Amizade - Entre dois mundos

Eu te encontrei sozinha e amedrontada, escondida entre as entranhas da tua mãe, que um dia te acolheram.

Eu te poupei quando quiseram lhe poupar da vida.

Eu lhe servi do meu prato quando me proibiram de lhe alimentar. Você era jovem, muito jovem, e chorava como toda criança deve chorar. Mas eu lhe ensinei que eu voltaria, sempre sempre, pra você, mesmo que só no final do dia. E você confiou em mim.

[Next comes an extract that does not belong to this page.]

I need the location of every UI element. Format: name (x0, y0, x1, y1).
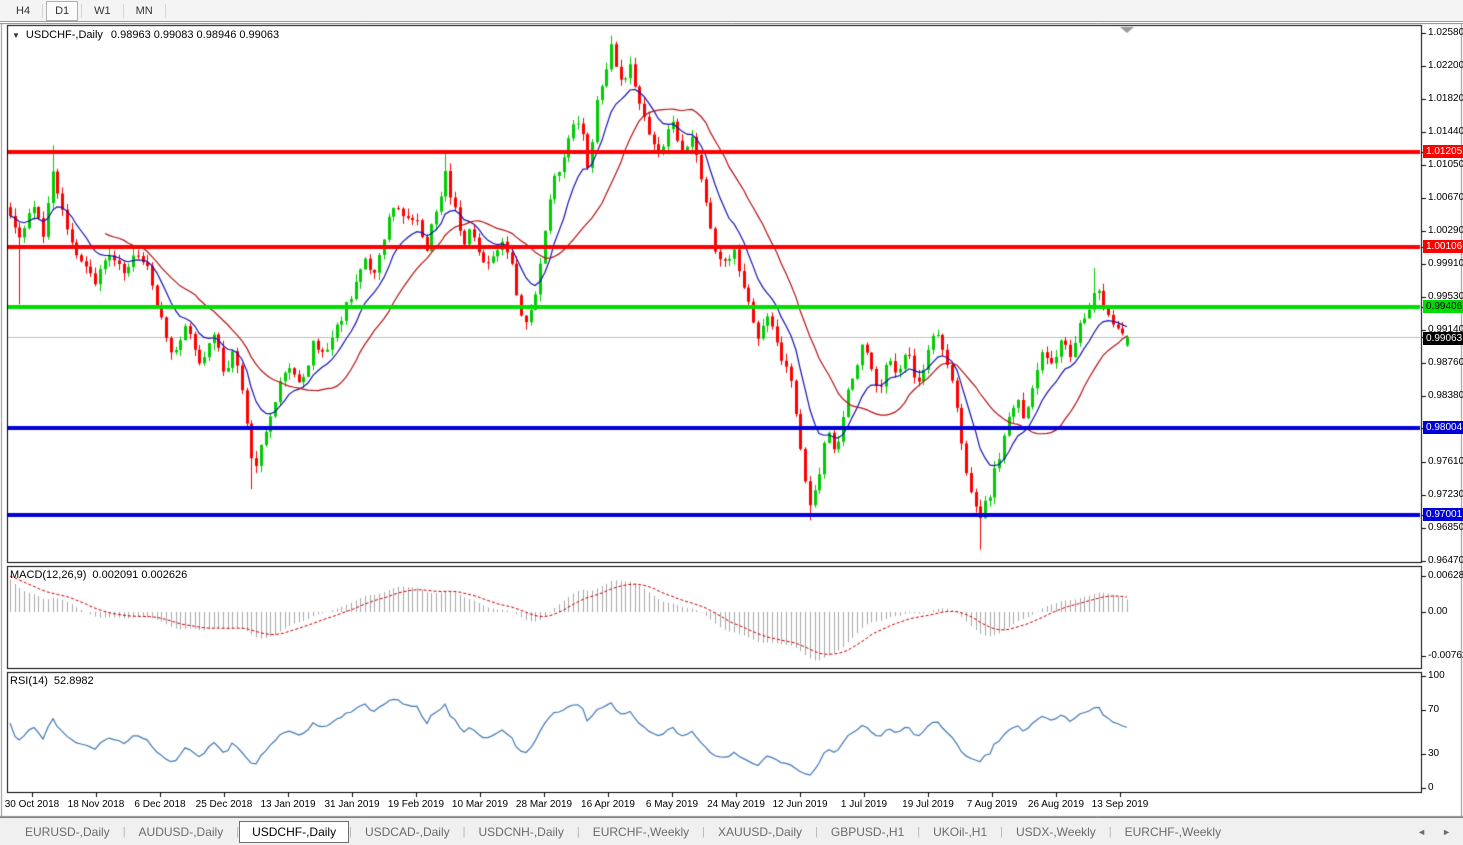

Quantas vezes eu dormi ao relento por você? Quantas vezes eu enfrentei os adultos, sofri duras represálias, pesados castigos?

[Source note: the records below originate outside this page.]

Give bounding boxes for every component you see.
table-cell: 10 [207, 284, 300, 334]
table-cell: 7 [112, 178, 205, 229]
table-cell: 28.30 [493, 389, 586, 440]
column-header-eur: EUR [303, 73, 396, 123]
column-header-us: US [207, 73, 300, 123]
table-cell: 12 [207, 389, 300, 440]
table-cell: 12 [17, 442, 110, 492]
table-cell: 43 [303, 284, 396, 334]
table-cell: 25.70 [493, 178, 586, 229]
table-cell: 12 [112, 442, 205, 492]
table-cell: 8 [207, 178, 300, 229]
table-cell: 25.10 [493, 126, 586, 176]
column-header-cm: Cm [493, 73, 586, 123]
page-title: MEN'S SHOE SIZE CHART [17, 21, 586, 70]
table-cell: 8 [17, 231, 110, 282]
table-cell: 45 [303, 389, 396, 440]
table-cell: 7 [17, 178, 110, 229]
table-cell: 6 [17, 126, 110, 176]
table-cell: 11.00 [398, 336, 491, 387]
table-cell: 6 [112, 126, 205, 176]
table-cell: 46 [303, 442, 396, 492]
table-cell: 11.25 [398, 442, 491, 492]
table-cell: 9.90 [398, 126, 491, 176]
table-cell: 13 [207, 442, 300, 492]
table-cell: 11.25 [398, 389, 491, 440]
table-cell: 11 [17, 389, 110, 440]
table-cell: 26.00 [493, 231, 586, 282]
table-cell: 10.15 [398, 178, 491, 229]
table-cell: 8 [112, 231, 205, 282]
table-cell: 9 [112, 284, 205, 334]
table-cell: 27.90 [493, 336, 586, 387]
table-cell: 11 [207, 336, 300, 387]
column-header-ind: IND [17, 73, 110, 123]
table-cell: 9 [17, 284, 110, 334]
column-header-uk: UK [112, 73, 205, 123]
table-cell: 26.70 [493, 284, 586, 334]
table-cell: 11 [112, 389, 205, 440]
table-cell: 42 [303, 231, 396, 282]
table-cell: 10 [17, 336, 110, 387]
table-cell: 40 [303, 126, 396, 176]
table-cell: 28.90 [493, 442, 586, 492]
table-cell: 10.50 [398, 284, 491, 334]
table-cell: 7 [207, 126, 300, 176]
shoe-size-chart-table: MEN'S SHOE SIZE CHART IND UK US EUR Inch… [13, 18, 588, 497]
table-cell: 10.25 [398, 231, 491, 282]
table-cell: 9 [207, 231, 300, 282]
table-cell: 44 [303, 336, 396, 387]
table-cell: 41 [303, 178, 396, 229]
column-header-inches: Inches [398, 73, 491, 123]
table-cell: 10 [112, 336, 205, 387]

Eu lhe ensinei caçar, porque seus pais não puderam. Eu lhe dei um nome, lhe dei amor.

E ousei pensar que estariamos juntos até o fim. Eu acreditei.

Agora todas as noites eu odeio você.

Porque você me deixou, partiu meu coração. É uma piada cruel dizerem que os seus são leais.

Não foi comigo que teve as primeiras alegrias? Não foi juntos que enfrentamos inúmeras dificuldades? Não foi por você que arrisquei meu pescoço? Alias, porque arriscou o seu? Se pretendia me deixar?

Porque me cativou se poderia ter sido arisca? Eu a teria ajudado, criado, e a deixado ir sem magoas.

E toda manhã eu perdôo você, quando a vejo caminhar pelas campinas próximas da casa onde eu a abriguei. Quando você mostra seus bebes a mim, mas seu companheiro nunca a deixa vir perto demais. Você não o enfrenta, mas se aproxima um pouco mais.

Talvez nossos filhos brinquem um dia juntos. Sabe, eu logo vou me casar.

Quem sabe um dia cacemos juntos de novo.

E talvez, só talvez, eu ouse acreditar nesse amor mentiroso que ainda brilha no seu olhar.